The transformer’s quadratic bottleneck

Attention is O(n²) in sequence length. At 100k tokens a single attention layer requires roughly 10 billion operations, and memory usage grows quadratically as well. This makes transformers impractical for genomics, audio, and long-document tasks where sequences routinely exceed tens of thousands of tokens. State-space models like S4 offer linear-time alternatives, but prior SSMs apply a fixed linear recurrence to every input:

$$ h_t = \bar{A} h_{t-1} + \bar{B} x_t, \quad y_t = C h_t $$

When $\bar{A}$, $\bar{B}$, and $C$ are time-invariant the model cannot choose to ignore irrelevant tokens. It writes everything into hidden state with equal weight, which causes it to underperform transformers on tasks requiring selective recall of specific past information.

Selective state spaces

Mamba’s core innovation is making $B$ and $C$ input-dependent: $B_t = \text{Linear}(x_t)$, $C_t = \text{Linear}(x_t)$. This selectivity lets the model gate what information to write into state and what to read from state at each step, based on the content of the current input. The mechanism resembles a continuous relaxation of LSTM gating but without the quadratic attention cost. For a factual recall task, the model needs to remember relevant tokens and suppress filler. A time-invariant SSM cannot do this. A selective SSM can set $B_t \approx 0$ for irrelevant tokens, effectively skipping them, while retaining salient information across arbitrarily long contexts.

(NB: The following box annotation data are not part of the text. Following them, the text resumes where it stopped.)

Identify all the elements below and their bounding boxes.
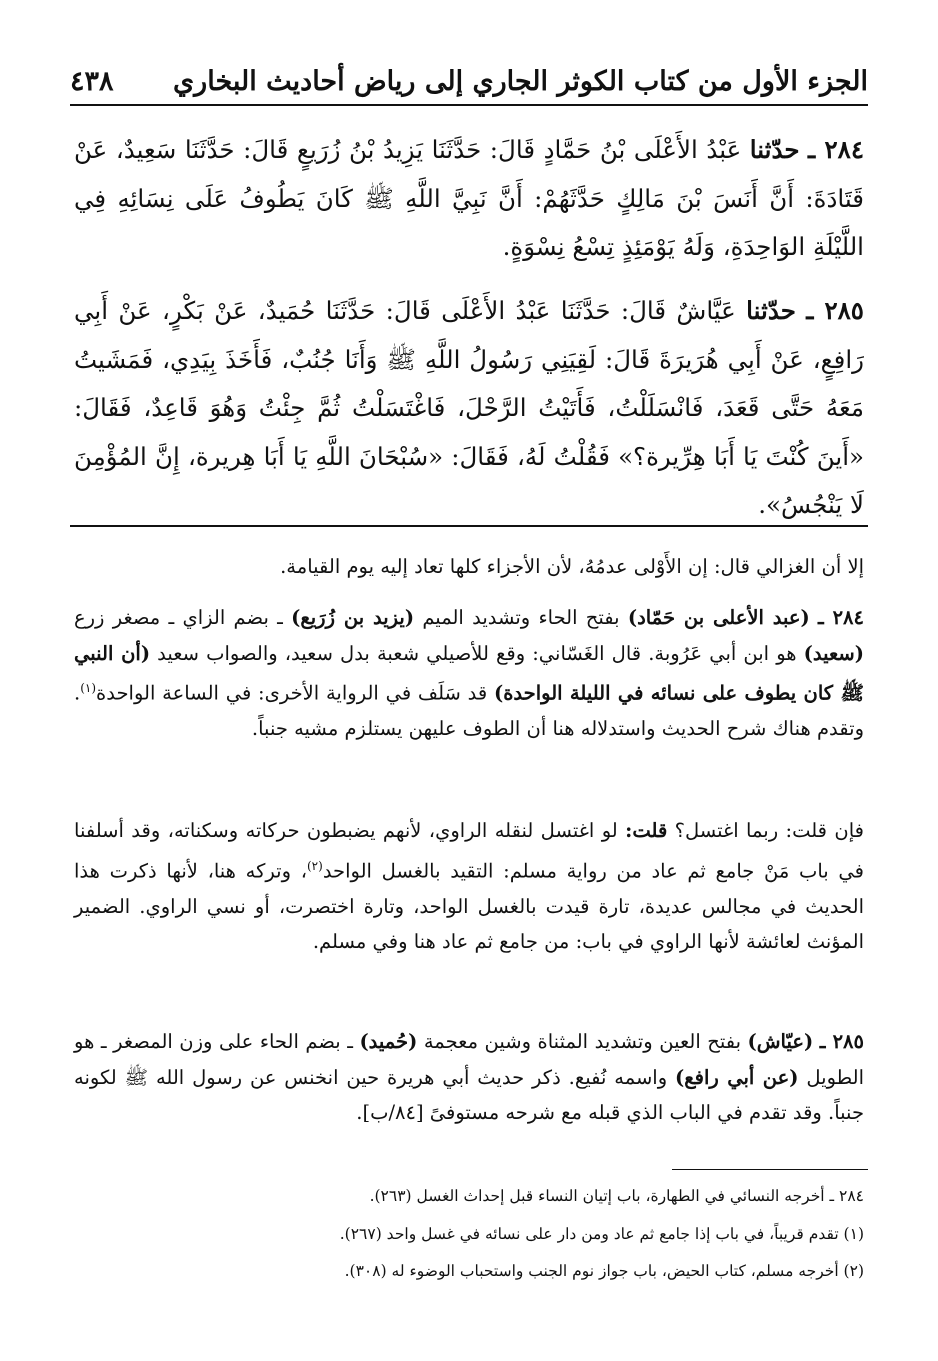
commentary-text: . وتقدم هناك شرح الحديث واستدلاله هنا أن الطوف عليهن يستلزم مشيه جنباً. [74, 681, 864, 740]
page-number: ٤٣٨ [70, 65, 114, 97]
hadith-number: ٢٨٥ ـ [806, 296, 864, 325]
bold-term: قلت: [625, 819, 668, 842]
hadith-text: عَيَّاشٌ قَالَ: حَدَّثَنَا عَبْدُ الأَعْلَى قَالَ: حَدَّثَنَا حُمَيدٌ، عَنْ بَكْرٍ، عَنْ أَبِي رَافِعٍ، عَنْ أَبِي هُرَيرَةَ قَالَ: لَقِيَنِي رَسُولُ اللَّهِ ﷺ وَأَنَا جُنُبٌ، فَأَخَذَ بِيَدِي، فَمَشَيتُ مَعَهُ حَتَّى قَعَدَ، فَانْسَلَلْتُ، فَأَتَيْتُ الرَّحْلَ، فَاغْتَسَلْتُ ثُمَّ جِئْتُ وَهُوَ قَاعِدٌ، فَقَالَ: «أَينَ كُنْتَ يَا أَبَا هِرِّيرة؟» فَقُلْتُ لَهُ، فَقَالَ: «سُبْحَانَ اللَّهِ يَا أَبَا هِريرة، إِنَّ المُؤْمِنَ لَا يَنْجُسُ». [74, 296, 864, 519]
commentary-text: هو ابن أبي عَرُوبة. قال الغَسّاني: وقع للأصيلي شعبة بدل سعيد، والصواب سعيد [150, 641, 804, 665]
footnote-284: ٢٨٤ ـ أخرجه النسائي في الطهارة، باب إتيان النساء قبل إحداث الغسل (٢٦٣). [369, 1187, 864, 1205]
hadith-number: ٢٨٤ ـ [808, 135, 864, 164]
commentary-text: فإن قلت: ربما اغتسل؟ [667, 819, 864, 842]
header-title: الجزء الأول من كتاب الكوثر الجاري إلى رياض أحاديث البخاري [173, 65, 868, 97]
hadith-lead: حدّثنا [746, 296, 796, 325]
commentary-text: ـ بضم الزاي ـ مصغر زرع [74, 606, 292, 629]
bold-term: (حُميد) [359, 1030, 418, 1053]
bold-term: (عن أبي رافع) [675, 1065, 799, 1089]
commentary-284 [74, 600, 864, 747]
hadith-285 [74, 287, 864, 530]
commentary-intro: إلا أن الغزالي قال: إن الأَوْلى عدمُهُ، لأن الأجزاء كلها تعاد إليه يوم القيامة. [280, 555, 864, 578]
page-header [70, 58, 868, 104]
footnote-ref[interactable]: (٢) [306, 858, 323, 873]
commentary-number: ٢٨٥ ـ [819, 1030, 864, 1053]
bold-term: (عيّاش) [747, 1030, 814, 1053]
commentary-text: واسمه نُفيع. ذكر حديث أبي هريرة حين انخنس عن رسول الله ﷺ لكونه جنباً. وقد تقدم في الباب الذي قبله مع شرحه مستوفىً [٨٤/ب]. [74, 1065, 864, 1124]
section-separator [70, 525, 868, 527]
footnote-1: (١) تقدم قريباً، في باب إذا جامع ثم عاد ومن دار على نسائه في غسل واحد (٢٦٧). [339, 1225, 864, 1243]
commentary-text: قد سَلَف في الرواية الأخرى: في الساعة الواحدة [96, 681, 494, 705]
commentary-text: ، وتركه هنا، لأنها ذكرت هذا الحديث في مجالس عديدة، تارة قيدت بالغسل الواحد، وتارة اختصرت، أو نسي الراوي. الضمير المؤنث لعائشة لأنها الراوي في باب: من جامع ثم عاد هنا وفي مسلم. [74, 859, 864, 953]
bold-term: (أن النبي ﷺ كان يطوف على نسائه في الليلة الواحدة) [74, 641, 864, 705]
commentary-text: بفتح الحاء وتشديد الميم [414, 606, 628, 629]
hadith-text: عَبْدُ الأَعْلَى بْنُ حَمَّادٍ قَالَ: حَدَّثَنَا يَزِيدُ بْنُ زُرَيعٍ قَالَ: حَدَّثَنَا سَعِيدٌ، عَنْ قَتَادَةَ: أَنَّ أَنَسَ بْنَ مَالِكٍ حَدَّثَهُمْ: أَنَّ نَبِيَّ اللَّهِ ﷺ كَانَ يَطُوفُ عَلَى نِسَائِهِ فِي اللَّيْلَةِ الوَاحِدَةِ، وَلَهُ يَوْمَئِذٍ تِسْعُ نِسْوَةٍ. [74, 135, 864, 261]
bold-term: (يزيد بن زُرَيع) [291, 606, 415, 629]
bold-term: (عبد الأعلى بن حَمّاد) [627, 606, 810, 629]
commentary-qult [74, 813, 864, 960]
commentary-text: بفتح العين وتشديد المثناة وشين معجمة [417, 1030, 748, 1053]
bold-term: (سعيد) [803, 641, 864, 665]
hadith-284 [74, 126, 864, 272]
commentary-number: ٢٨٤ ـ [818, 606, 864, 629]
commentary-285 [74, 1024, 864, 1131]
commentary-text: ـ بضم الحاء على وزن المصغر ـ هو الطويل [74, 1030, 864, 1089]
footnote-2: (٢) أخرجه مسلم، كتاب الحيض، باب جواز نوم الجنب واستحباب الوضوء له (٣٠٨). [344, 1262, 864, 1280]
footnote-rule [672, 1169, 868, 1170]
commentary-text: لو اغتسل لنقله الراوي، لأنهم يضبطون حركاته وسكناته، وقد أسلفنا في باب مَنْ جامع ثم عاد من رواية مسلم: التقيد بالغسل الواحد [74, 819, 864, 882]
header-rule [70, 104, 868, 106]
hadith-lead: حدّثنا [749, 135, 800, 164]
footnote-ref[interactable]: (١) [80, 681, 97, 695]
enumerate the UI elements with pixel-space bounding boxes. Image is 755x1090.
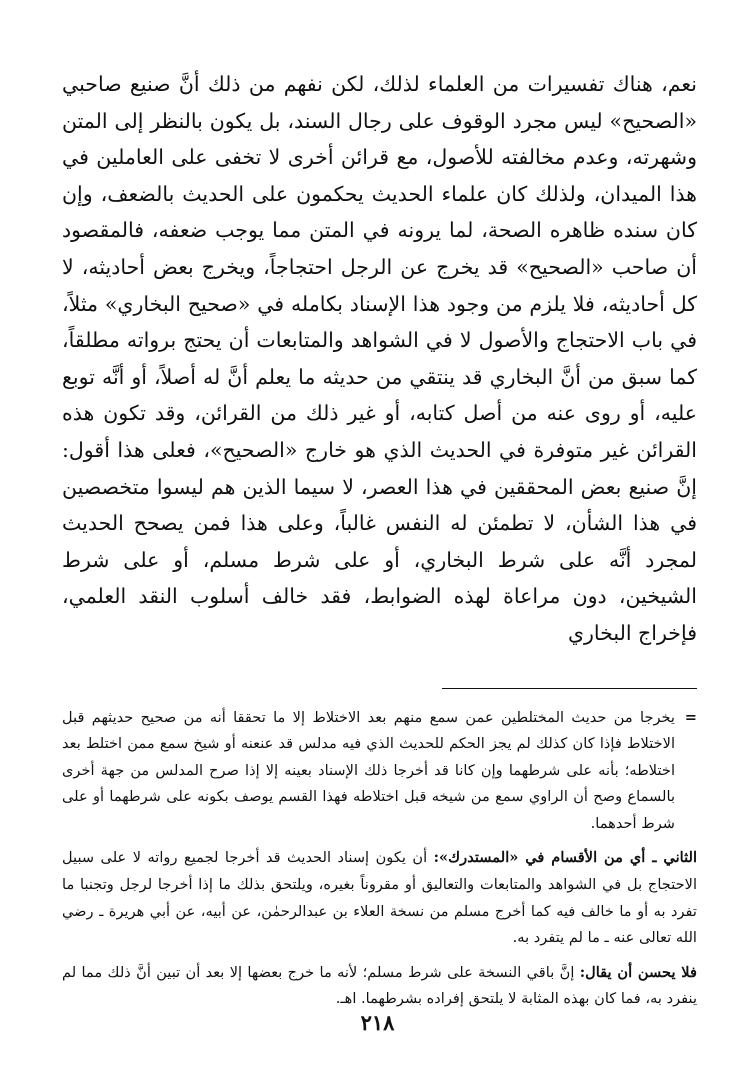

Hardware-aware parallel scan

Making B and C input-dependent breaks the time-invariant convolution that made prior SSMs fast to train. Mamba replaces the convolution with a parallel scan algorithm implemented in a custom CUDA kernel. The key insight is that the recurrence can be computed without materializing the full state sequence in high-bandwidth memory. Instead the kernel performs the recurrence entirely in SRAM, which is orders of magnitude faster to access. The result is a model that trains with parallel efficiency comparable to convolution and runs autoregressively at O(1) memory and compute per step at inference.

Results and impact

Mamba matches or outperforms transformers of comparable parameter count on language modeling, DNA sequence modeling, and audio benchmarks, with 5x higher inference throughput at 2k sequence length. The work demonstrated that SSMs are a practical alternative to attention rather than a theoretical curiosity. It directly sparked research into hybrid architectures combining Mamba blocks with attention layers, including Mamba-2 and Jamba, and renewed interest in linear-time sequence models across the research community.